U.S. Acknowledges Afghanistan Evacuations Should Have Started Sooner

President Biden’s decision to end a 20-year war in August 2021 led to the swift collapse of the Afghan government and military.

WASHINGTON — The United States on Thursday acknowledged that the government should have started the withdrawal of Americans and Afghans from Kabul earlier at the end of the war in Afghanistan in 2021, and as a result the government has changed policies to carry out evacuations in foreign countries sooner when security conditions worsen.

The acknowledgment was tucked inside a long-awaited summary of the August 2021 withdrawal of U.S. troops from Afghanistan, which led to the swift collapse of the Afghan government and military. And amid rushed attempts by military officials to evacuate people from Kabul’s international airport, an Islamic State suicide bomber carried out an attack that killed as many as 170 civilians and 13 U.S. service members.
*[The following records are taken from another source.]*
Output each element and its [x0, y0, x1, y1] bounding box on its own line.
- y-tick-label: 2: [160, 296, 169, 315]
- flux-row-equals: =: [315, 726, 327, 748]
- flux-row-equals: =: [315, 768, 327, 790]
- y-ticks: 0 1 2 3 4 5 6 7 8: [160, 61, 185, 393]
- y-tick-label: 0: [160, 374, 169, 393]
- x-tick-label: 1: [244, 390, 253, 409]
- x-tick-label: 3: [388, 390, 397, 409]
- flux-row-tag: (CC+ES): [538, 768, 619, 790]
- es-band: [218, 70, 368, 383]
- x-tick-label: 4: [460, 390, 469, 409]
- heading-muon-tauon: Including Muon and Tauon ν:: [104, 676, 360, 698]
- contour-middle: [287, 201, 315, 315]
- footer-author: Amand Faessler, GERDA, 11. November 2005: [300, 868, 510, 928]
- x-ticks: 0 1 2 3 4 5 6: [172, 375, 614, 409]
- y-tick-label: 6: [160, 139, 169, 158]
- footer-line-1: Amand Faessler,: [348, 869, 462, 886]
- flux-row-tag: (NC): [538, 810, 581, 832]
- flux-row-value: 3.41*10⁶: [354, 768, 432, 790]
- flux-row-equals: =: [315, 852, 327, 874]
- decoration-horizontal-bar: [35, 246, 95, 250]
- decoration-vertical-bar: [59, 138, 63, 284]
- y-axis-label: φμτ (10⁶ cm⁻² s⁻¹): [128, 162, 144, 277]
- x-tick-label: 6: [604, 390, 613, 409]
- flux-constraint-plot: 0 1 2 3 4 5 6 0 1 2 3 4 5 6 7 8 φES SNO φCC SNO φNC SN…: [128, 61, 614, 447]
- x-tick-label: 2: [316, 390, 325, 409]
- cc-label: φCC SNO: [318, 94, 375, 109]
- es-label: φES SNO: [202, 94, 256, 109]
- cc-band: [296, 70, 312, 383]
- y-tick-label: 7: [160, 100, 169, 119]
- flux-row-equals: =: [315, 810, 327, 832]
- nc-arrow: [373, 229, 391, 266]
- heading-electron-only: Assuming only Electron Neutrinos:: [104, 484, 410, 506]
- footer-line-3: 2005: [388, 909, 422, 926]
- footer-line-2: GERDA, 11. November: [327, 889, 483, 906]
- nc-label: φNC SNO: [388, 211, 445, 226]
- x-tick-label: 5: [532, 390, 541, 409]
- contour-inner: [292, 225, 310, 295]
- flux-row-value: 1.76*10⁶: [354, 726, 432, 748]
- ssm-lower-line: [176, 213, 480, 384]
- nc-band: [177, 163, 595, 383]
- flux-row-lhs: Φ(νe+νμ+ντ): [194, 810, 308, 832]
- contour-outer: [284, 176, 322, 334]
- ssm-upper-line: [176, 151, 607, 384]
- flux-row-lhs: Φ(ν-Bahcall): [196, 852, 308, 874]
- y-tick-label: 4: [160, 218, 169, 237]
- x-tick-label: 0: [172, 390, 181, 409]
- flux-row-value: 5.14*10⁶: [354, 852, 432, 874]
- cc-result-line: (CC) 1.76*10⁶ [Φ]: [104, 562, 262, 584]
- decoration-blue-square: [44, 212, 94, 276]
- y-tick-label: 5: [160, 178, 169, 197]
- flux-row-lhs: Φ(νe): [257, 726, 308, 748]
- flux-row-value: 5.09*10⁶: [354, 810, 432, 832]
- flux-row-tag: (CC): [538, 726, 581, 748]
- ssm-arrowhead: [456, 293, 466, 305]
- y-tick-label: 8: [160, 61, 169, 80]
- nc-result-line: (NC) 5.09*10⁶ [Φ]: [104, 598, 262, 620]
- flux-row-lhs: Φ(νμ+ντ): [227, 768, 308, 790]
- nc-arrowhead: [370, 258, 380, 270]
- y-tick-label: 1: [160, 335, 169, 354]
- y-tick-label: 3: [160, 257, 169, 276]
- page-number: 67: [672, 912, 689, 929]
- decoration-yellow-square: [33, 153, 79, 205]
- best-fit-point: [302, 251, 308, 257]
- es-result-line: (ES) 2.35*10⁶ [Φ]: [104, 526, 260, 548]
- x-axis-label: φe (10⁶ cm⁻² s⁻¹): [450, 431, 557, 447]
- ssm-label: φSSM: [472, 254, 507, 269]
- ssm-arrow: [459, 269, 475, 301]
President Biden initially defended his decision as an “extraordinary success” and declared the end of an era in which the American government used military power “to remake other countries. But polling at the time showed that less than 40 percent of Americans supported how he handled the withdrawal, and Mr. Biden eventually demanded a “top to bottom” review of the pullout.

According to a 12-page summary of the review, government officials sought to put much of the blame on Mr. Biden’s predecessor, former President Donald J. Trump, accusing Mr. Trump of hastily striking a deal with the Taliban to withdrawal American troops by the spring of 2021 and failing to outline a plan. But officials also acknowledged the speed with which the Taliban overtook the country and indicated a new stance of erring on the side of “aggressive communication” about risks.

The document says that in the months before the military pulled out, the Biden administration chose “to not broadcast loudly and publicly about a potential worst-case scenario unfolding in order to avoid signaling a lack of confidence” in the Afghan government.

The report does not directly call that a mistake, but at two points the report says that the government has changed its policies and will no longer make that choice.

“We now prioritize earlier evacuations when faced with a degrading security situation,” the administration said in a summary. “We did so in both Ethiopia and Ukraine,” referring to continuing conflicts in the countries.